Primer wants to help analysts find ground truth. However, malicious actors could use text generation to write misinformation instead, flooding the internet with individualized, A/B‑tested computational propaganda. “The future of political manipulation will be automated,” warns Gourley. Tools like Primer may become critical for discovering truth in a distorted information ecosystem. We may all have to become analysts to make informed decisions.

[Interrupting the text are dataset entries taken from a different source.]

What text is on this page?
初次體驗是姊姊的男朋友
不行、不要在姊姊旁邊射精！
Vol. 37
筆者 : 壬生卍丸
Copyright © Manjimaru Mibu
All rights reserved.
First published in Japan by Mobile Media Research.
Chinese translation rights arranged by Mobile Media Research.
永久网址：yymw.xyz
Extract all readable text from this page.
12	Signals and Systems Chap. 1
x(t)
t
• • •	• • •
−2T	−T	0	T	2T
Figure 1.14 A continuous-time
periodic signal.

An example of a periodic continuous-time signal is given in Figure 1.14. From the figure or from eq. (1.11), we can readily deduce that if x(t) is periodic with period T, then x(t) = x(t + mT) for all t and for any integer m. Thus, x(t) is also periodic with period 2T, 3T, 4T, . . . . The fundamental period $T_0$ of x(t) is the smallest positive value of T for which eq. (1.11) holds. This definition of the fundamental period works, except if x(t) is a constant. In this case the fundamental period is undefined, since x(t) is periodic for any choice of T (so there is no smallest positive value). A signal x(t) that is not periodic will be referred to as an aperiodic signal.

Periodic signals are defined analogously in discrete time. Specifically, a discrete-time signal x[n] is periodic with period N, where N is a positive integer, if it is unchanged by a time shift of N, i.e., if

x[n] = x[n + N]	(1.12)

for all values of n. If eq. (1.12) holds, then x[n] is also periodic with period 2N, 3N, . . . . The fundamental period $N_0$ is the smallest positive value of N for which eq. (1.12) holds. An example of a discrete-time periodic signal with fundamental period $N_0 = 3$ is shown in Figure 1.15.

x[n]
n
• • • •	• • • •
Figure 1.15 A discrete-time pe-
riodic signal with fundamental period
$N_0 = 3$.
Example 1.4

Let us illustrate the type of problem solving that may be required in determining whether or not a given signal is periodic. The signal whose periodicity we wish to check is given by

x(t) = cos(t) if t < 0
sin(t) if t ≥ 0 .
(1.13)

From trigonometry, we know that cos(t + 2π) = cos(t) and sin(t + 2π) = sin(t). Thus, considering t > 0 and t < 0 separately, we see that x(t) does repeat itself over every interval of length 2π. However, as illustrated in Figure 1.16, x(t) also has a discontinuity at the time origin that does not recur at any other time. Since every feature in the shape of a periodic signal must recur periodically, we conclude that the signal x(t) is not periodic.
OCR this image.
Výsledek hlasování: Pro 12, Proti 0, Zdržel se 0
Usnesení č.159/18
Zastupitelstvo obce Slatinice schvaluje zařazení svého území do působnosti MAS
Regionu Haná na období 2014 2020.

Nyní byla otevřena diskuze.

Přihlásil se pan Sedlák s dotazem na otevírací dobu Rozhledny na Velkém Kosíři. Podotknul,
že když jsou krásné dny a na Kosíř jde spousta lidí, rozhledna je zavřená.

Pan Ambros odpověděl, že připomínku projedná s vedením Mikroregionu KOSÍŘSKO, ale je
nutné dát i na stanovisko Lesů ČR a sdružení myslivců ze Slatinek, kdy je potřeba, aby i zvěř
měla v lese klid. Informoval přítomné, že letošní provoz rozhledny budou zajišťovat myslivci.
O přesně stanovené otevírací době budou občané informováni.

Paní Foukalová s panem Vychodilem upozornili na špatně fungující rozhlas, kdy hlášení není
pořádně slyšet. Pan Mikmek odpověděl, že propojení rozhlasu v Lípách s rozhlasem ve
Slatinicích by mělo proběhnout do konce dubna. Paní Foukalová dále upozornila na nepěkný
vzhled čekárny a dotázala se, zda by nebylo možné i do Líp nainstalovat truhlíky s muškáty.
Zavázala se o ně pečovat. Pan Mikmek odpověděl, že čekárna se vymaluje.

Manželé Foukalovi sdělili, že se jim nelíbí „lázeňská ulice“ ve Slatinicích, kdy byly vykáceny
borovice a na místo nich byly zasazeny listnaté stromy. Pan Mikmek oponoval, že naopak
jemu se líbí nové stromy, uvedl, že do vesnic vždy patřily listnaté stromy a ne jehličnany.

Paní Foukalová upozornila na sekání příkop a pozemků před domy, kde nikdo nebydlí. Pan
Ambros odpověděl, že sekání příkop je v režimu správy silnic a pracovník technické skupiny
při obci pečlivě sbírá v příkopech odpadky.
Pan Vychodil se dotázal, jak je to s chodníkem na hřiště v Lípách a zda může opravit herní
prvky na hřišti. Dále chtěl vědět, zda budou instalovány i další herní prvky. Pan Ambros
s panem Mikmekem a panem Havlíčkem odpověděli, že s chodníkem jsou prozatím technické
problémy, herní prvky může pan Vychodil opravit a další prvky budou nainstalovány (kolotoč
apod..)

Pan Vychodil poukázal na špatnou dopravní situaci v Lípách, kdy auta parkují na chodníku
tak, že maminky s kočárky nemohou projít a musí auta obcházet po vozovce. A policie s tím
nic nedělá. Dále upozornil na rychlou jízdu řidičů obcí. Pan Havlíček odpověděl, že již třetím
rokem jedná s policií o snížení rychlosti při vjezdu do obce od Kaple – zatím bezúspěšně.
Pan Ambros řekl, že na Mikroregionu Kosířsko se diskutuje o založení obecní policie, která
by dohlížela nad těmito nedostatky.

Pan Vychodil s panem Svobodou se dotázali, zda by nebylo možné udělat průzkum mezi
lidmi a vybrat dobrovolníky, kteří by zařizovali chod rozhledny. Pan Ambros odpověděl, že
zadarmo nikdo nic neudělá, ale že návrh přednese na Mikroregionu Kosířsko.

Analysts are part of every industry data touches. They help run governments and financial institutions, but they also keep your utilities running, improve factory operations, and keep public transit operating smoothly. Many people also conduct complex analyses without the analyst title: professionals in medicine, research, and law have to process huge amounts of information to do their jobs. Intelligence analysis is only the beginning for Primer. The company already serves a material — but undisclosable — number of the 17 US intelligence agencies (through intermediary In-Q-Tel), and they also streamline research for Walmart and GIC, Singapore’s sovereign wealth fund.

We invested in Primer because their technology will enable multiple huge industries save untold amounts of time and money. The company is years ahead of the competition in automatic text summarization, and their customer list already proves the value they bring to analysts. Primer runs on the kind of feedback loop that we look for in our portfolio companies, using the software they build to improve themselves. We’re proud to support Primer as they fundamentally improve the lives – and decision quality – of researchers and analysts across huge global industries, enabling more human (and humane) decisions to be made at machine speed.